Religiously like most Australians, Saturday morning I watched the grand final of the world rugby championships, held on the mother turf in Sydney, Australia.
The game was extremely tense and looked to be all over after the first half with England leading Australia 14 to 5. In the second half though, Australia crawled their way back to score a drop shot penalty in the last seconds of the game, pushing it into extra time.
Extra time was just as close, with both teams equalling 17:17, but in the last 15 seconds of the game England scored a drop shot for 3 points, winning the game.
Disappointing for us Australians for sure, but definitely was high quality and knucklebiting match to watch.
Was just browsing Freedesktop.org when I came across some screenshots of the translucent window work Keith Packard has been working on here. Some amazing effects there, and an article describing how some of it is done.
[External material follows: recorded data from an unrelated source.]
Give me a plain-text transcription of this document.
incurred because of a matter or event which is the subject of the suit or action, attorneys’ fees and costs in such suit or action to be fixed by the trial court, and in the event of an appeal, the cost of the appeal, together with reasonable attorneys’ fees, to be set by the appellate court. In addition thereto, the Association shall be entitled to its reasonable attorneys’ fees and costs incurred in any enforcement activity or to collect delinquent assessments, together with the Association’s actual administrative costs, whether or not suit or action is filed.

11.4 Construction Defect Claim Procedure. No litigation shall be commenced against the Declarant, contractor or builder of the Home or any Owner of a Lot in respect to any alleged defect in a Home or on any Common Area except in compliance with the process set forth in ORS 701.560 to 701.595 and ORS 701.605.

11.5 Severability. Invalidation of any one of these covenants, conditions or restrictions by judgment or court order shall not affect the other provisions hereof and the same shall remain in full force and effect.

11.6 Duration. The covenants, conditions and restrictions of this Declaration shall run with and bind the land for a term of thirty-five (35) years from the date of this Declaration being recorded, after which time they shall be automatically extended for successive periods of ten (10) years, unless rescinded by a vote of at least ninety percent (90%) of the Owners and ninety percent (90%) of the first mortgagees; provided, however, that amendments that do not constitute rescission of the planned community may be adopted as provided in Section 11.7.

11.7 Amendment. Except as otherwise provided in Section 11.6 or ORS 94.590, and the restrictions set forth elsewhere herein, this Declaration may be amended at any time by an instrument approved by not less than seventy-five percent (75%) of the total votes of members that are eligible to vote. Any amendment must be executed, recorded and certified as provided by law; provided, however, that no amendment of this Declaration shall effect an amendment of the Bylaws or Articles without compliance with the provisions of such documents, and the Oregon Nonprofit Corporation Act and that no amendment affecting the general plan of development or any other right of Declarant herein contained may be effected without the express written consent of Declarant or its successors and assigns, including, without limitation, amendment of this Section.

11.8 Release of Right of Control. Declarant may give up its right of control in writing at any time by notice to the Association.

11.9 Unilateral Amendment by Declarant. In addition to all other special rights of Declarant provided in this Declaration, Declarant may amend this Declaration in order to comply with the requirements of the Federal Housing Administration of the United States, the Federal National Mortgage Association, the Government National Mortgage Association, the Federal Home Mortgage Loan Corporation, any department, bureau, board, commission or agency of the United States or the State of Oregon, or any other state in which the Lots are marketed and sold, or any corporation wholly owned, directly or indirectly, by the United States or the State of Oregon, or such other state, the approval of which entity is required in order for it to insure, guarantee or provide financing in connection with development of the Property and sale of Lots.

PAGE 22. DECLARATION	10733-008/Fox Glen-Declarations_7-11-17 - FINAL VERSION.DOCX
Tomorrow I'm flying off to Stockholm for a fleeting weekend visit with some friends of mine. Looking forward to it, last time I was away was when I visited Sylvain in Toulouse.
Hopefully will be able to catch up with Daniel and the other Swedish Cocooners while I'm over there. A former lecturer of mine from Melbourne is also living over near Uppsala as well, so I'm looking forward to catching up with him as well.
The last time I was in Stockholm (1999) I had an awesome time, I stayed in a hotel south of the "old city", and spent a lot of time in Gamla-Stan (the old city), Skansen, Stureplan and the Archipelago (a huge collection of islands near the city itself).
Should be a really great weekend, will take lots of photos while I'm there and put them online when I return.
Well, not much blogging from me recently! I've been busy with a new project writing a lot of SWT code recently. SWT is the GUI toolkit behind Eclipse.
SWT is really great. It uses the native underlying toolkit on the system to draw widgets on the screen, rather than painting them on a canvas like Swing. Yes, it's more like AWT, but done much better IMO. On Linux, the underlying toolkit can be GTK2, Motif or QT, on Solaris/AIX/HP-UX it's Motif, Windows its MFC, etc.
The use of the native toolkit is so good that (at least under Linux) you can't tell that it's actually a Java application thats running under the hood, and in the case of Linux GTK (the toolkit used by Gnome), your application GUI uses anti-aliased Pango Fonts, track Gnome themes, and generally rock :)
Just before I started development I came across JellySWT, a SWT tag library for Jelly that lets you write GUI's using XML markup.
Really great stuff, as it allows you to develop and think of the GUI in a hierarchical and structured way (which I find much more natural too). Along with that, all of the other Jelly tag libraries are available as well which gives you great flexibility for writing dynamic code (there's also a JellySwing tag library for the Swing developers out there too).
Jelly seems to be really versitile and flexible software. Check it out :)
Just arrived back from a wonderful weekend in Dresden, which is in the far east part of Germany. Kristin, Mel, Bern and myself travelled over for the weekend to celebrate Bern's birthday - our present to him, a Trabbi tour where you can drive one of the olden East Germany cars :)
We spent the weekend sighseeing and visiting lots of places, especially around the old city. Above is the Semperopera house. Many more photos will be online shortly.